Make the logic too complex, and you pay with an overhead. Generally speaking, the more you analyze the data coming from your application before just sending it out, the larger the overall impact of the generated overhead on your application.


That’s why conventional monitoring tools turn to simple logic like sample it all, or sample it randomly.
Without diving too deep into details, that limitation can be lifted by new emerging technologies like eBPF.

The result is much less data for you to transfer, analyze and store. But at the same time, because you're focusing on relevant data, you don't have to lie awake at night wondering if the data you've selected will reliably yield the in-depth insights you need.

Keep the needles outside the haystack

If you like analogies, here's one that sums up the observability strategy we're talking about here: It's akin to sorting through each bundle of dried grass as you build a haystack, checking to see if there's a needle inside.

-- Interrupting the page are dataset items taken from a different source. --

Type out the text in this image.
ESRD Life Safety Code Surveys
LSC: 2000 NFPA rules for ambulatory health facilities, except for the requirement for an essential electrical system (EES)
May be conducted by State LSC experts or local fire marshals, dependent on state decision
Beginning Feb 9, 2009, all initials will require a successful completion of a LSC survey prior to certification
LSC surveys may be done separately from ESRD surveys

That way, you catch the needles early on, without having to wait until you have a whole haystack in place to sort through it and try to pull out the needle. The needles are easy to find because they never get buried inside the haystack in the first place. In fact, you have no haystack to deal with at all, because you can discard the hay you don't care about before it turns into a costly mess of a haystack.

The future of cloud-native observability

I think that this approach to observability – which is the one that inspired the design of groundcover – is key for any team that wants to maintain reliable visibility into its systems without paying a fortune in monitoring and data storage costs. The volume and complexity of cloud-native log, metric, and tracing data will only increase, making conventional monitoring and observability strategies less and less viable for cloud-native environments.

If you want to have it all – and you can. Adopt an observability architecture that lets you hone in on relevant data right at the source, and you’re golden.